In time, you will know the tragic extent of my failings...

—Ancestor

The ancestor starts in a position of power. A leader of vague title to the surrounding town. He’s wealthy and wants for nothing. But then his greed and selfish fascination with the Darkest Dungeon drives him to more extreme actions, until his end (this is all shown in the opening cutscene). Which is when the player, as the descendant, enters a derelict and broken Hamlet.

The ancestor starts as a powerful leader, but we enter after the tragedy, when he has already brought himself low and expired from this world. The ruins of the Hamlet, the dangers of the dungeons, are all that’s left of him. And it is all failure.

The minute to minute gameplay is laced with this subtext. Every raised undead and grotesquely summoned monster is reinforcing the ancestors actions. He may be gone, but his failings haunt us. The player is partaking in the tragedy, at the very tail end of it, by throwing heroes into the fray. And our frustration, either when a leveled up hero dies, or we run out of gold, its all part of the hopelessness that hangs over the Hamlet. All initiated by the ancestor. His actions still affecting us.

Plot vs Story

I wouldn’t say Darkest Dungeon has a plot. It may be possible to very loosely apply the boss encounters and build-up to the final dungeon on a plotline, but that feels like a stretch. Really, the game is about grinding out levels while partaking in the gothic fantasy atmosphere. But there is still a story.

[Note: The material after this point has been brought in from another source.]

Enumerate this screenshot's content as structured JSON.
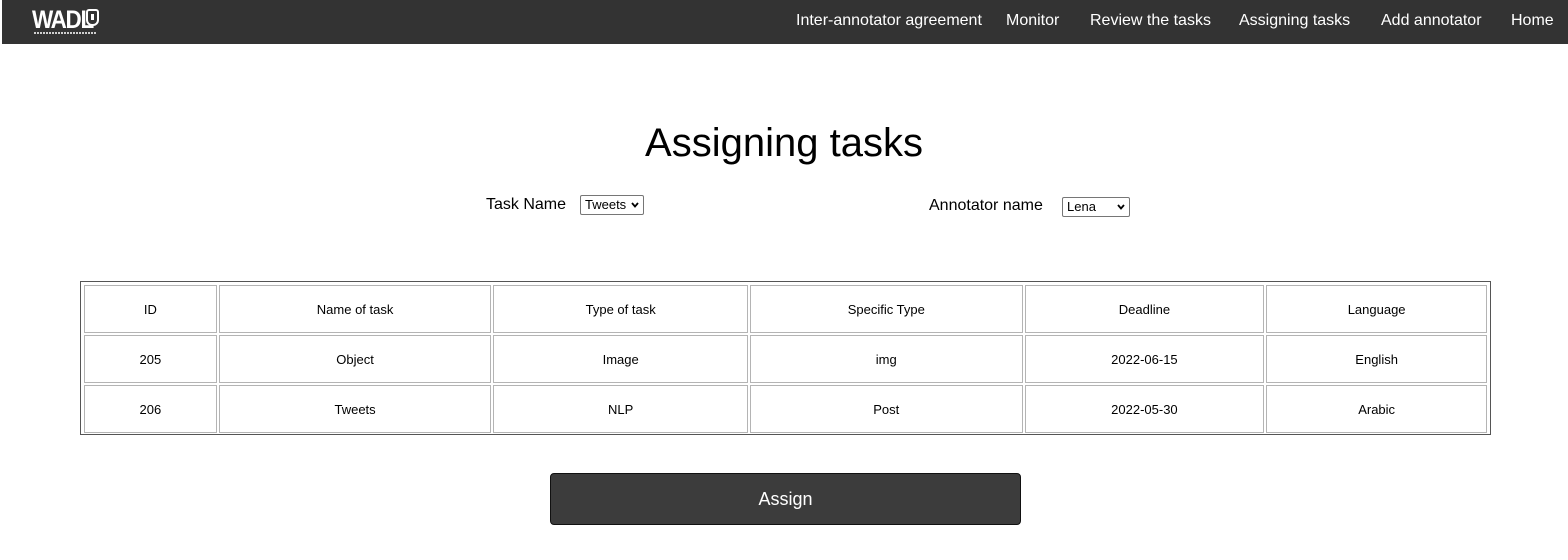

The discussion of what plot versus story is can get convoluted, it depends on who you ask. In this context, I separate plot as being the story beats that make the backbone of a narrative. Hero leaves town, meets mentor, encounters villain, climbs Mt. Doom, etc. But lacks all the characterization, worldbuilding, and atmosphere that makes a story complete. The two are so intertwined that is makes sense to not break them apart outside of noodly conversation around narrative.

For games though, the way stories are presented can be very different than other media. Darkest Dungeon might not have the player following a clear route through a plotline, but it’s still enmeshed in story. The narrative permeates every aspect of gameplay. Heroes permadeath frustrates us, makes us angry or hopeless, even feeling like we wasted our time. The background sounds, especially when the torch is at 0%, evoke horrors just beyond our sight. And all of this, the reason we’re sending heroes to die in nightmare wrought landscapes, is because of the ancestor’s actions.

The game design is the narrative. Grinding levels is part of the conflict, a result of the ancestor’s tragedy. One the player strives to push against, despite the consequences of our predecessor’s actions constantly bearing down on us. Each dungeon run has narrative conflict rooted in its foundation, and supports the ancestor’s tragedy. The narrative and game design are so expertly interwoven that it creates an amazing experience. There’s no part of Darkest Dungeon that feels out of place.


If you can’t tell, I’ve been playing a lot of Darkest Dungeon lately. I went through the same stages many players do, where at first I got incredibly frustrated, considered dropping it, but then ended up hooked. It’s a peculiar game that can shift from infuriating to comforting once you learn the tactics to deal with each enemy type. But I was particularly struck by how the narrative is tied to the gameplay, it really is phenomenal.

If you haven’t tried it, and you like the sound of a turn-based rogue-like, then I highly recommend Darkest Dungeon.